Oil Minister set to bow out, for now

It wasn’t too long ago that bullish Oil Minister Ola Borten Moe of the Center Party seemed keen on becoming prime minister some day. On Monday he said he wouldn’t be standing for re-election to Parliament and wanted to get some experience from outside politics.

Ola Borten Moe, Norway's oil and energy minister from the Center Party, said Monday that he won't be seeing re-election next autumn. PHOTO: Senterpartiet

His announcement caught some by surprise and set off speculation about the motivations behind it: His party has lost so much voter popularity of late that his current seat in Parliament may vanish anyway. The Labour-led left-center government coalition in which he also sits has been badly lagging in recent public opinion polls as well. There’s no guarantee now that his rural-oriented party will win representation in Parliament, much less be able to continue as part of the government.

That means his ministry post would also vanish. At the same time, his spot as apparent crown prince in the Center Party seems challenged by Marit Arnstad, the former Center Party oil minister in an earlier government who made a return to politics earlier this year and currently serves as transport minister.
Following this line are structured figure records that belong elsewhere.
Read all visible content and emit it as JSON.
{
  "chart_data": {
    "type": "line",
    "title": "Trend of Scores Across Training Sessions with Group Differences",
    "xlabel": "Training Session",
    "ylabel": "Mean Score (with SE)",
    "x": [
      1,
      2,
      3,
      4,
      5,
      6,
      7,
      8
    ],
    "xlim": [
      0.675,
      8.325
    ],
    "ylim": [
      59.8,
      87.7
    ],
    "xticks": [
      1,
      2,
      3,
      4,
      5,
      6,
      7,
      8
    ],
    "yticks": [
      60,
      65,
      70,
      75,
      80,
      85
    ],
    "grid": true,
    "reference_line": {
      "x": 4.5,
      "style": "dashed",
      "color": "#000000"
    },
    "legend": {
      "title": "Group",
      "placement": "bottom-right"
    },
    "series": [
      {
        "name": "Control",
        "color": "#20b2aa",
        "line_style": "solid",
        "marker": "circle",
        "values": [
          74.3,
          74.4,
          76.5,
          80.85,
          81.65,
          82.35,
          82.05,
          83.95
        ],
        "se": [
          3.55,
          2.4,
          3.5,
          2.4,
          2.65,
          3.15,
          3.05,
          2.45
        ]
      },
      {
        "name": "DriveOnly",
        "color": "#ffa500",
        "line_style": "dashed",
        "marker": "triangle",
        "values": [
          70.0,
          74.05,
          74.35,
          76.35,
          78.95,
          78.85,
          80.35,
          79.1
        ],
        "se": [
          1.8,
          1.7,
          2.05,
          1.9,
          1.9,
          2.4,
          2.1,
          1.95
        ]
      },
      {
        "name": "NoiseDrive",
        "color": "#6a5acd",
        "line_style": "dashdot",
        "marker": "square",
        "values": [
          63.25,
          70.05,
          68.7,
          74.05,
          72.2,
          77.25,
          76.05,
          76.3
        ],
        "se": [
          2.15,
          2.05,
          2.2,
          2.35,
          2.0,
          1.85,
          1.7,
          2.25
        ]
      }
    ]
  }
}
Moe’s bullishness on oil exploration has also sparked opposition not only from environmentalists but from members of his own party, which tries to present an environmentally friendly profile despite its desire to kill all of Norway’s wolves along with other predators that threaten farmers’ grazing sheep.

Moe himself said that after “a careful evaluation” he had told the nomination committee in his home district of Sør-Trøndelag that he wouldn’t be a candidate for a top spot on the party’s candidate lists in advance of next autumn’s national elections.

“I will have represented the Center Party for 18 years by the next election, 10 of them full-time,” Moe stated. “I have decided that I don’t want to commit myself to four new years in the Parliament. This has been a difficult decision for me.”

He claims he “wants, over time, to gain more experience also outside of politics. There will always be arguments against such a decision. At the same time I think there must be room both in the Center Party and Norwegian politics to do just this.”

Moe claimed his decision wasn’t “a farewell to Norwegian politics.” At the age of 36, he said, “there will hopefully be more opportunities to work for Center Party politics in the years ahead.”

He said he had “no concrete plans” apart from the operation of his family farm in Trøndelag. Speculation rose, though, that he may already have a new job lined up in the oil and gas industry that he’s been enthusiastically boosting, or that he wants one.